Der „Katalog der deutschsprachigen illustrierten Handschriften des Mittelalters“ (KdiH) befasst sich mit der Text-Bild-Forschung des deutschsprachigen Mittelalters. Er verbindet die germanistische mit der kunsthistorischen Forschung und schafft damit eine wertvolle Grundlage für die Arbeit von Mediävisten unterschiedlicher Disziplinen. Sein Ziel ist es, die Ikonographie bestimmter literarischer Stoffe und Stoffkreise in deutscher Sprache systematisch zu dokumentieren und damit die Wechselbeziehungen zwischen Literatur und Bildkunst in der deutschsprachigen Kultur des Mittelalters offen zu legen.

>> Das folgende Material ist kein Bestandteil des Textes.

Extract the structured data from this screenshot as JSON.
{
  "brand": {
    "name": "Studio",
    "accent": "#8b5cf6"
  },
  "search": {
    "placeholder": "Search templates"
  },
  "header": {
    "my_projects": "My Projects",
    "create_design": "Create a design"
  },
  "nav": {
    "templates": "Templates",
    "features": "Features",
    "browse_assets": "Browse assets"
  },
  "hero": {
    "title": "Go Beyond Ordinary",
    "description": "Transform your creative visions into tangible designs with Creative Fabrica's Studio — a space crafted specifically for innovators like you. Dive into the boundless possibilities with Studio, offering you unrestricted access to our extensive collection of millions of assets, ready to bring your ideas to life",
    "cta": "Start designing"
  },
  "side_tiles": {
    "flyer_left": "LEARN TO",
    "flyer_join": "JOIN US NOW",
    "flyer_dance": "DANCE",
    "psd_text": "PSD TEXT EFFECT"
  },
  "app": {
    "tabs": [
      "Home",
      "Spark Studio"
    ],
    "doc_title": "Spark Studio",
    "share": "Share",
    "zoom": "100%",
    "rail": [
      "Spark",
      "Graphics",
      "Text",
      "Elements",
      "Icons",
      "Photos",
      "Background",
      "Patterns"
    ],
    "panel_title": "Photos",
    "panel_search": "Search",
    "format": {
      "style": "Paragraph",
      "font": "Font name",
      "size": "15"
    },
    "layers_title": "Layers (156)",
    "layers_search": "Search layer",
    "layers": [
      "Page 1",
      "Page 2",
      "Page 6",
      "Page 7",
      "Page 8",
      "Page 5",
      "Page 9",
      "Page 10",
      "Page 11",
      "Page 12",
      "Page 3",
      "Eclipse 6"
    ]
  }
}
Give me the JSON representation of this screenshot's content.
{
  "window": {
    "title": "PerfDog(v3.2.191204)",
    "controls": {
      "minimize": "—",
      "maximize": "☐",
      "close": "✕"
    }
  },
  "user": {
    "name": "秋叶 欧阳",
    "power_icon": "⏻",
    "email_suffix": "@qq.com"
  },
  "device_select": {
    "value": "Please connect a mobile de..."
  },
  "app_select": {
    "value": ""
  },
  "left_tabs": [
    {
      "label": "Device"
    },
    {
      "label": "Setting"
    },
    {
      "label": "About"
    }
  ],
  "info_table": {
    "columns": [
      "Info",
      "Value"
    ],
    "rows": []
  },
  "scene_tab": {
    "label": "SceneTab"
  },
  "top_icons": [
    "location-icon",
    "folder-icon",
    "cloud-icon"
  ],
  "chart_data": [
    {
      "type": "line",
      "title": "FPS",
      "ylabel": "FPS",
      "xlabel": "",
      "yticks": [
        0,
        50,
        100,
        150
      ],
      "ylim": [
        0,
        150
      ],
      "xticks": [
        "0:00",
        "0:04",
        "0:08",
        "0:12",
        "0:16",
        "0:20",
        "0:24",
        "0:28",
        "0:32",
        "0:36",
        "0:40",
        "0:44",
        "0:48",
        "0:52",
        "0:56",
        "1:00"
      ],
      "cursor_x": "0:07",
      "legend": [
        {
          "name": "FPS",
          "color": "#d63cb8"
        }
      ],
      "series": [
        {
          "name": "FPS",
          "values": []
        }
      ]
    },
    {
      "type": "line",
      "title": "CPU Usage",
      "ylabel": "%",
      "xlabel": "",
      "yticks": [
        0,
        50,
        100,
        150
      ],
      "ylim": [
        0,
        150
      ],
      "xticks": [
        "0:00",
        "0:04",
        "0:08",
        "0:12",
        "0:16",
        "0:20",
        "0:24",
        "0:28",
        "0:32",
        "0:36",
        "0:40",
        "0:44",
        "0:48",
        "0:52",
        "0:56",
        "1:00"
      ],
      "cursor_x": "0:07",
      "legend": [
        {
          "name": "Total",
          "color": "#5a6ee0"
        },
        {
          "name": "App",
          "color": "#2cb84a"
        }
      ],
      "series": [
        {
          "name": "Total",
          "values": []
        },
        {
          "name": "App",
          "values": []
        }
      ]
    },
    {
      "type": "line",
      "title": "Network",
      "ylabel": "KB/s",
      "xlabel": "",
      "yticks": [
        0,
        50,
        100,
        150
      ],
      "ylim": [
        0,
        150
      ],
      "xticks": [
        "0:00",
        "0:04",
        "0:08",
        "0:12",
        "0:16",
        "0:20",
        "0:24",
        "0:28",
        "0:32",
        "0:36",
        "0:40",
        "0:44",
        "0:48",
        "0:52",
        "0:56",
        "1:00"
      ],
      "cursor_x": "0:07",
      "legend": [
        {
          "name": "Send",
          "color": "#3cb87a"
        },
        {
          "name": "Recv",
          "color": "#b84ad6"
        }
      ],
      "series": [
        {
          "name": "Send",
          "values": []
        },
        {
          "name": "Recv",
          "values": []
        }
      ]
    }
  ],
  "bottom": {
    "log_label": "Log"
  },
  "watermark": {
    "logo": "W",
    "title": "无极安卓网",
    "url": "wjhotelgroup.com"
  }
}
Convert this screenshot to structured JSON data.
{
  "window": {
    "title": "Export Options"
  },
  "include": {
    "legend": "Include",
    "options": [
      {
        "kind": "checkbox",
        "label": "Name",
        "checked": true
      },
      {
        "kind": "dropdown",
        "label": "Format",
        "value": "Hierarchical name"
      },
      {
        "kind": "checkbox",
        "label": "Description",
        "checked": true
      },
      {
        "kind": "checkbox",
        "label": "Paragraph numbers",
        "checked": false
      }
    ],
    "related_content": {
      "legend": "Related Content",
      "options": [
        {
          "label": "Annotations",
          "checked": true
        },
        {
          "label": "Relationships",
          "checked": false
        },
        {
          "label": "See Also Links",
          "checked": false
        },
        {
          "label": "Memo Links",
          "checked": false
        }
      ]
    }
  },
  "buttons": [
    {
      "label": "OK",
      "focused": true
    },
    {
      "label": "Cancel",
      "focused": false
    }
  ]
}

  • Katalog der deutschsprachigen illustrierten Handschriften des Mittelalters

    Gebetbuch. Stuttgart, Württembergische Landesbibliothek, Cod. brev. 12, 72 recto

Dazu erfasst der KdiH alle mittelalterlichen Handschriften deutscher Sprache sowie deutsch-lateinische Mischhandschriften, die mit Illustrationen ausgestattet sind oder zur Illustration vorgesehene Bildlücken aufweisen. Darüber hinaus werden ergänzend illustrierte Inkunabeln und Postinkunabeln jener Texte und Stoffe aufgenommen, die auch in ihrer handschriftlichen Überlieferung Illustrationen enthalten. Der Katalog ordnet die Beschreibungsobjekte – etwa 3500 Handschriften – rund 140 Stoffgruppen zu. Als digitales Zusatzangebot zum gedruckten Katalog wird die Datenbank „Deutschsprachige illustrierte Handschriften des Mittelalters“ erarbeitet. Mithilfe dieser Datenbank können Katalogbearbeiter Beiträge für den Katalog verfassen. Außerdem ermöglicht sie Nutzern im Open Access die Recherche im Datenbestand des Katalogs, da die gedruckten Stoffgruppen nach und nach digital bereitgestellt werden.